Gambaran akan kebahagiaan tersebut menyatu dengan kebanggaan ketika mengetahui bahwa Presiden Suharto didampingi Ibu Tien Suharto dan jajaran menteri serta pejabat daerah akan datang langsung meresmikan setelah meresemikan terlebih dahulu jalan toll Surabaya.
Sekolah-sekolah di Kecamatan Sugio Lamongan diliburkan untuk menyambut kedatangan Pak Harto. Saya masih kelas 3 SD ketika diajak orang tua dan tetangga untuk berjalan kaki beberapa kilometer, menyusuri pematang sawah menuju lokasi peresmian, di pinggir waduk.
Ketika Pak Harto dan rombongan turun dari helikopter, ribuan warga yang sudah menunggu sontak memanggil nama Pak Harto dan Bu Tien. Saya pun ikut berdesakan agar bisa melihat wajah Bapak Pembangunan. Meskipun tidak bisa berjabat tangan, warga sudah merasa puas dan bahagia karena bisa melihat secara langsung pemimpin bangsa yang biasanya hanya bisa dilihat dari TVRI.
Gambaran di atas menegaskan betapa pembangunanisme yang menggeliat di era 1980an tidak hanya menjadi wacana di ruang kelas dan media, tetapi juga dipraktikkan dalam bentuk infrastruktur, meskipun tidak semua warga Indonesia bisa merasakannya.
Dampak langsung dari proyek-proyek pembangunan di segala bidang yang dilakukan rezim Suharto adalah berkembangnya modernisme; menguat dalam kehidupan warga kota, berkembang dalam kehidupan warga desa.
Setiawan (2011: 130-131) memaparkan bahwa pengaruh nyata pembangunanisme bagi masyarakat desa memasukkan mereka ke dalam jejaring modernitas. Bagaimanapun juga, TVRI, percepatan industri, Revolusi Hijau, pengaspalan jalan, listrik, dan “Keluarga Budi”, berhasil menggerakkan masyarakat menuju modernitas.
Pilihan ekonomi-politik pembangunanisme dengan mengedepankan percepatan pertumbuhan ekonomi, percepatan industri dan pertanian, serta stabilitas keamanan dan integrasi, menyebabkan pergeseran atau perubahan orientasi dan praktik sosiokultural desa. TVRI menjadi situs yang memudahkan masyarkat desa bersentuhan dengan pembangunan dan modernitas dalam arahan rezim negara.
Percepatan industri di kota membutuhkan perluasan pasar sampai ke tingkat desa. Revolusi Hijau menjadi senjata andalan untuk bisa mempercepat laju perkembangan masyarakat desa dengan sistem pertanian modern.

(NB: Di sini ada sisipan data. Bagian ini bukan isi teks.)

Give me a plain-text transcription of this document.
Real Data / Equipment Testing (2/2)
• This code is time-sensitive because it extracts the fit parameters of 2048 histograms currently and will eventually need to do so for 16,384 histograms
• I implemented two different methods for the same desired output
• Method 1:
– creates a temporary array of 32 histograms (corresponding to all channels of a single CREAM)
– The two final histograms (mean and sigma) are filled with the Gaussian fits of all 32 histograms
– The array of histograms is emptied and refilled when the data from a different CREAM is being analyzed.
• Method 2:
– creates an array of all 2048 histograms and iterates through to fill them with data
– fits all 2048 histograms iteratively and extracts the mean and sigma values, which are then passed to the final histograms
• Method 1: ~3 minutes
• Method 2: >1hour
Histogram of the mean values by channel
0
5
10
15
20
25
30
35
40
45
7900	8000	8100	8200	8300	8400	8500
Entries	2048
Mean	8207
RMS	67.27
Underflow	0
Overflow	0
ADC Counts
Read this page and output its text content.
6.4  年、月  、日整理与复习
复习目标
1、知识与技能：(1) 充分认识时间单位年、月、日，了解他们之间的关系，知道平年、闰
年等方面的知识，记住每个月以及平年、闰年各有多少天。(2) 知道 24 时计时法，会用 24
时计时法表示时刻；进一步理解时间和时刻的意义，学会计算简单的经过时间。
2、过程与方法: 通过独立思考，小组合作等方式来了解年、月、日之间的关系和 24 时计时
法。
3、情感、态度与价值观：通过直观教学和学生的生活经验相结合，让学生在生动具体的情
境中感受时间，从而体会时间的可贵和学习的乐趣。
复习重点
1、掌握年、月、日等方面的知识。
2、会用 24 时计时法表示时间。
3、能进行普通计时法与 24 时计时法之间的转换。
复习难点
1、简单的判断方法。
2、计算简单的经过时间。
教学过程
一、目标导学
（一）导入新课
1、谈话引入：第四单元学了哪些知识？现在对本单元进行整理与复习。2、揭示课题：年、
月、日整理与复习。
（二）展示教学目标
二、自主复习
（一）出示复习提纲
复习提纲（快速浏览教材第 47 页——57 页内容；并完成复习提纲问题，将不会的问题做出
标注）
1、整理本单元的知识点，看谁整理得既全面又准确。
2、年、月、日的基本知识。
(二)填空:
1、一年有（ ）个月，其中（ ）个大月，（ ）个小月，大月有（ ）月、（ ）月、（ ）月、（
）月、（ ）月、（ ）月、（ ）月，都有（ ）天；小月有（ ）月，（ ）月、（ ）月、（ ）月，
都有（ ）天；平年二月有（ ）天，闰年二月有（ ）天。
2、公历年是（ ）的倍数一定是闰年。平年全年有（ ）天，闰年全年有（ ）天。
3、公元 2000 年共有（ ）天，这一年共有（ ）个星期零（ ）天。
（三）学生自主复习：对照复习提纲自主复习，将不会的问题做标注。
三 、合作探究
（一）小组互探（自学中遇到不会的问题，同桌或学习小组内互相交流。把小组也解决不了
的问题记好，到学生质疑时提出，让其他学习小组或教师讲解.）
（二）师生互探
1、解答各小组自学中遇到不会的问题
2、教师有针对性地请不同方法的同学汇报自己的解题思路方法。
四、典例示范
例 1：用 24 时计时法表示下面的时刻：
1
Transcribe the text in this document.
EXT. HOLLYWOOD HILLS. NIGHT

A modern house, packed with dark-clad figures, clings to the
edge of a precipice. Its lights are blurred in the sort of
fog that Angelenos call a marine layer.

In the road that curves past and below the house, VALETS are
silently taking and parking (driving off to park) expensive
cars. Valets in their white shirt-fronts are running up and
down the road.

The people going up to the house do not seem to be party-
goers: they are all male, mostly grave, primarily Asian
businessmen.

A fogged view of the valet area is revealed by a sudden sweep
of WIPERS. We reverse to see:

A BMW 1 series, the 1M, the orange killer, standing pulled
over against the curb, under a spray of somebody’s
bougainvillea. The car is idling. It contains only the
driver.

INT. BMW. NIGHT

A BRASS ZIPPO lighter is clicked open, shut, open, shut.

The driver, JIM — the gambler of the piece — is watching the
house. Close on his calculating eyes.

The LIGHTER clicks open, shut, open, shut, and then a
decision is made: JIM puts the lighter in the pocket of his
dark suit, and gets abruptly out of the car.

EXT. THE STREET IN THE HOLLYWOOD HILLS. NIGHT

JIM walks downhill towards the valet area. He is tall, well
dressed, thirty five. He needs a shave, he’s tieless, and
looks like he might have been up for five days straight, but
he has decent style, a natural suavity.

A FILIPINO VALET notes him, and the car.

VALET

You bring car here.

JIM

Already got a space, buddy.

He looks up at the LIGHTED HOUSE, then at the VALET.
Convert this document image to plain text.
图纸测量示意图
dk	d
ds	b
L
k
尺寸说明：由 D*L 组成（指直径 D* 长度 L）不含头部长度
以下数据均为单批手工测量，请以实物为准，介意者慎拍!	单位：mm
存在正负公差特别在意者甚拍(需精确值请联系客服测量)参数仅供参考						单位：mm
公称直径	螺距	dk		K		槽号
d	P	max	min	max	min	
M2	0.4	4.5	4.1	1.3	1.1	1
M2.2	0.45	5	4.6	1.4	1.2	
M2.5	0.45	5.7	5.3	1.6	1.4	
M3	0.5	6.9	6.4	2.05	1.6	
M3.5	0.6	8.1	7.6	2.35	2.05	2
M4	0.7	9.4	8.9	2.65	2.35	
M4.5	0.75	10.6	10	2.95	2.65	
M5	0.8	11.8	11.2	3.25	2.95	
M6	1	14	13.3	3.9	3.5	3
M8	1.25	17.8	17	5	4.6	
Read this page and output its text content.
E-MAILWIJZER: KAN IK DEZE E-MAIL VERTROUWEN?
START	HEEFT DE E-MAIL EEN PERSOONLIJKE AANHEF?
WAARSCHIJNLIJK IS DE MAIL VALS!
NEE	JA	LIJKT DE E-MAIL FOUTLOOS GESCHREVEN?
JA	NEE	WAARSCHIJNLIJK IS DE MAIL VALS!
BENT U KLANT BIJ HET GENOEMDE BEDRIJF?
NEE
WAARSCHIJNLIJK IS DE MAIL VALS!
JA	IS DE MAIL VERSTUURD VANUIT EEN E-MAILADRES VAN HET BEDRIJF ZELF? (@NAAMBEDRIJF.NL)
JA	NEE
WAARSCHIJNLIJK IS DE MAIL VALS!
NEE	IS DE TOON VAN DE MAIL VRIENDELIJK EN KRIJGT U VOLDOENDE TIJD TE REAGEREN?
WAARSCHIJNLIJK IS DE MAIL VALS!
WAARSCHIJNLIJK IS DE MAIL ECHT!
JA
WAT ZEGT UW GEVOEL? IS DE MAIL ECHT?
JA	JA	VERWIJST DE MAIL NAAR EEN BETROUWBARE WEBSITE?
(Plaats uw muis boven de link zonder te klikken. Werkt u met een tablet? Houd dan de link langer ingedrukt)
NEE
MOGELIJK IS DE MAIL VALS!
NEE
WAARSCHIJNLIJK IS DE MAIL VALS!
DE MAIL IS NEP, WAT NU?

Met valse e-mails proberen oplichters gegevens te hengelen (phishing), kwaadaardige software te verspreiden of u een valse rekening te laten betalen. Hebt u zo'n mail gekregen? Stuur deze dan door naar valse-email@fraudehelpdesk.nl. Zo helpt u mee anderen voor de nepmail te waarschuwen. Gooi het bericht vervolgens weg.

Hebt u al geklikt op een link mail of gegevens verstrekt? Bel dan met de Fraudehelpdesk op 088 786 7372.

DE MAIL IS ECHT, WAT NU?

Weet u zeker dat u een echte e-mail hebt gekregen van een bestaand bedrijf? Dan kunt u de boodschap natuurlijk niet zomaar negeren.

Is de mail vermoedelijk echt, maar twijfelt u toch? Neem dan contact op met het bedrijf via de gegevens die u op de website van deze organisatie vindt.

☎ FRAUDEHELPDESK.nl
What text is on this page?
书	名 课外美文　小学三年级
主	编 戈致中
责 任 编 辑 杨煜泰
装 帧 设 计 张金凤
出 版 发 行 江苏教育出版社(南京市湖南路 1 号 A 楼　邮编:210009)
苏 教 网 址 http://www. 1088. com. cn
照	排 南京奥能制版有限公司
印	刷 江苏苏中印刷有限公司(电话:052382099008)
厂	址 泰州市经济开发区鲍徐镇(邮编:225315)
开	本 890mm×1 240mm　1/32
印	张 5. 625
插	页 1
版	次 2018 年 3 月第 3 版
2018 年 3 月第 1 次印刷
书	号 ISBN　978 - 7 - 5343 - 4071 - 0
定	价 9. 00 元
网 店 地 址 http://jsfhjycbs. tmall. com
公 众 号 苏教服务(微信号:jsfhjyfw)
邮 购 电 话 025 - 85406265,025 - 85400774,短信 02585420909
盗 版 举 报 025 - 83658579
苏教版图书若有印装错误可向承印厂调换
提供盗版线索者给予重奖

Pengaspalan jalan mempertinggi mobilitas masyarakat desa ke kota, sehingga mempermudah mereka untuk mendapatkan benda-benda modern dari kota kabupaten atau kecamatan. Kesempatan memperoleh pendidikan, paling tidak sampai ke tingkat dasar dan menengah/SMP-SMA, menjadikan pikiran-pikiran modern bersemi dalam pikiran generasi muda desa.
Harus diakui salah satu keberhasilan penting rezim Suharto adalah menghadirkan modernisme ke dalam kehidupan masyarakat desa sebagai dampak langsung pembangunanisme. Bermacam pernik benda dan beragam orientasi menjadi modern mulai berkembang dalam benak warga desa.